Les mains de mon père aussi étaient belles, fuselées, aux ongles bombés. Moi aussi, je regrette de ne pas les avoir photographiées. Mon père était tailleur et maintenant il est ailleurs : tout en haut du Père-Lachaise, sous le ciel de Paris. Ma mère l'a rejoint en 2013.

Mon père était tailleur depuis ses quatorze ans, comme son père qui racontait avoir été le premier possesseur en Pologne d'une machine à coudre Singer. Elle était arrivée de Vienne à Ozorków, près de Lodz, avec un technicien tout spécialement chargé de la mettre en service. Légende familiale ?

Mon grand-père maternel était tisseur et sa femme, perruquière. Elle entrecroisait les fils des chevelures pour la parure des Polonaises chrétiennes et la pudeur des Juives polonaises pratiquantes...Avant que les nazis ne coupent les chevelures des femmes assassinées pour en tisser de la feutrine, et produire des couvertures, des pantoufles destinées au peuple allemand...

En 1942, ma mère, détenue au ghetto de Lodz, dut coudre de grosses tresses de paille avec de longues aiguilles pour confectionner des surbottes à envoyer aux soldats allemands du front russe.

Juste retour des choses : seules les sentinelles purent profiter de ces accessoires, les combattants, munis de ces énormes godillots, ne pouvaient plus guère courir et à Stalingrad, les Russes s'amusaient à les tirer comme des lapins et après les avoir dépouillés, à se livrer à de grotesques pantomimes pour se gausser d'eux. *

 

Point de table des matières dans le livre de Norbert Czarny. Mais il se compose de 28 courts chapitres porteurs de titres laconiques.  

 Si on en dresse la liste, on trouve un empilement de noms communs, dépourvus d'articles et souvent au pluriel : « Voix... Ateliers... Poussières... miettes... vies... Angoisses... Objets » ; mais aussi « Mains... et Ciseaux crantés » qui reprennent le titre général du livre. Dans la seconde moitié de l’œuvre, les titres comprennent aussi un certain nombre de verbes d'action à l’infinitif : « Manger... Prêter sa voix... Revenir... Glaner ». Tous ces énoncés ont une valeur symbolique. Ce sont en particulier des métaphores évoquant la vie des parents de l'auteur et des disparus liés à sa famille à différentes époques et en divers lieux.

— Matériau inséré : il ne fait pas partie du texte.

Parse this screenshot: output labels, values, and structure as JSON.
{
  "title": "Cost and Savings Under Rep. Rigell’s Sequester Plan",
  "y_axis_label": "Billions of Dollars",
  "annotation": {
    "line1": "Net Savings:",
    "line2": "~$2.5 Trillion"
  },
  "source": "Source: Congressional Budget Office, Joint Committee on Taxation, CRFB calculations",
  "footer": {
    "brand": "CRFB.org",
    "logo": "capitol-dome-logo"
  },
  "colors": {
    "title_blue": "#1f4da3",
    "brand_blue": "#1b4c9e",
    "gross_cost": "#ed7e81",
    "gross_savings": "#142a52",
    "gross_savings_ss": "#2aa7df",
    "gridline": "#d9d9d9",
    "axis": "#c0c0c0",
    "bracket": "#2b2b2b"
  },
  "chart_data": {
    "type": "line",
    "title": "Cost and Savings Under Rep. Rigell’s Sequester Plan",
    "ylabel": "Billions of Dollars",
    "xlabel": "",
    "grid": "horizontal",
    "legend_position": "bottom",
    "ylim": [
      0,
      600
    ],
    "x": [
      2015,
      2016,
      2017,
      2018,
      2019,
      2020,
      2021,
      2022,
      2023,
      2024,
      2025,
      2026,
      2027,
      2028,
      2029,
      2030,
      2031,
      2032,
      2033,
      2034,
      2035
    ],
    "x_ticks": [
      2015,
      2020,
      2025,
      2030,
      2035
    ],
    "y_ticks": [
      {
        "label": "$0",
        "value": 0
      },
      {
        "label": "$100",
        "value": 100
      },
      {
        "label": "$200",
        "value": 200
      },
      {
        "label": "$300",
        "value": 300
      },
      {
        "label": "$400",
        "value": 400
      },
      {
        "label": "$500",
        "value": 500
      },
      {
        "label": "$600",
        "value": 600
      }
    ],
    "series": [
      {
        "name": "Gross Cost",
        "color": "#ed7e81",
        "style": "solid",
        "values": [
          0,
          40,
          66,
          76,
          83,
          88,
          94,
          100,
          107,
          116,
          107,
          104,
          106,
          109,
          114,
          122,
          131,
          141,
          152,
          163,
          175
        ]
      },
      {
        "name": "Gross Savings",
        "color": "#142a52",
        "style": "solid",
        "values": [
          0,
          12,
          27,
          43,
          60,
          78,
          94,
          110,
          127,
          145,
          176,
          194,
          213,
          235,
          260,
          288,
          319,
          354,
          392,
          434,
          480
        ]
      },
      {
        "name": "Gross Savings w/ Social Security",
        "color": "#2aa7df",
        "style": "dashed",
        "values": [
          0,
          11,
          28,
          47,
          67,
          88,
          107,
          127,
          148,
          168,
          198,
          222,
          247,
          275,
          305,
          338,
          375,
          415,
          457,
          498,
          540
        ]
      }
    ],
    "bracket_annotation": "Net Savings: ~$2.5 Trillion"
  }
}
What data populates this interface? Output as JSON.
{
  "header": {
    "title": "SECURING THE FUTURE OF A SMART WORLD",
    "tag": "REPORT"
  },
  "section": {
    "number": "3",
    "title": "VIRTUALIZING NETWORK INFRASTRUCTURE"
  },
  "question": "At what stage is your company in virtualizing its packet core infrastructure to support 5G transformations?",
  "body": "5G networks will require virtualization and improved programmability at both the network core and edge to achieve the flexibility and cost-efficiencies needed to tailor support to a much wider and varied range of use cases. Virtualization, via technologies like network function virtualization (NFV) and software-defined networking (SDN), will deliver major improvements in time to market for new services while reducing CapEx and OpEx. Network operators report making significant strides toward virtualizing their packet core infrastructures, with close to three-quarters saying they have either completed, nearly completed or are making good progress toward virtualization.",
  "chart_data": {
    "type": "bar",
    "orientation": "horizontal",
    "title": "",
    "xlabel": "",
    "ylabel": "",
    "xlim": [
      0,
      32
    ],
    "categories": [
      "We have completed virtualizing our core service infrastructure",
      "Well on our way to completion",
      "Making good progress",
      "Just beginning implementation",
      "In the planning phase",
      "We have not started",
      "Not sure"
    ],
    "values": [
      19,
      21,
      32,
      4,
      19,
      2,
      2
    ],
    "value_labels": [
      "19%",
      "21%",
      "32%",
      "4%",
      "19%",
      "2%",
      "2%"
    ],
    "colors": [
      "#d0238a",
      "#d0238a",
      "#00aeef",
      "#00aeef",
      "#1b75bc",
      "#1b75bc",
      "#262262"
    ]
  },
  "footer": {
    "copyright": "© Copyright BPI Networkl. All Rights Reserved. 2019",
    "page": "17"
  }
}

Ces titres évoquent aussi ses propres liens avec ses parents, ses goûts et dégoûts forgés par la vie familiale : « Je n'aime pas la poussière, mais j'aime bien les miettes, ce qui reste et nous échappe, si nous n'y prenons garde. » p.50. Ils symbolisent la mémoire fragmentaire, voire impossible de sa vie familiale avec des survivants de la Shoah, et les doutes et obstacles à surmonter pour écrire une œuvre aussi intime, aussi fragile : « Tout ce que j'écris flotte dans le temps, dérive. Jusqu'à disparaître. » p. 18.

Les dates et lieux sont rarement précis, il y a même un chapitre intitulé : Lieux sans nom qui décrit un pèlerinage sur les traces de son père en Pologne : à Sosnowiec, sa ville natale, où le narrateur ne retrouve rien qui corresponde aux récits paternels. De même à Auschwitz et Dachau, les deux camps principaux de sa déportation.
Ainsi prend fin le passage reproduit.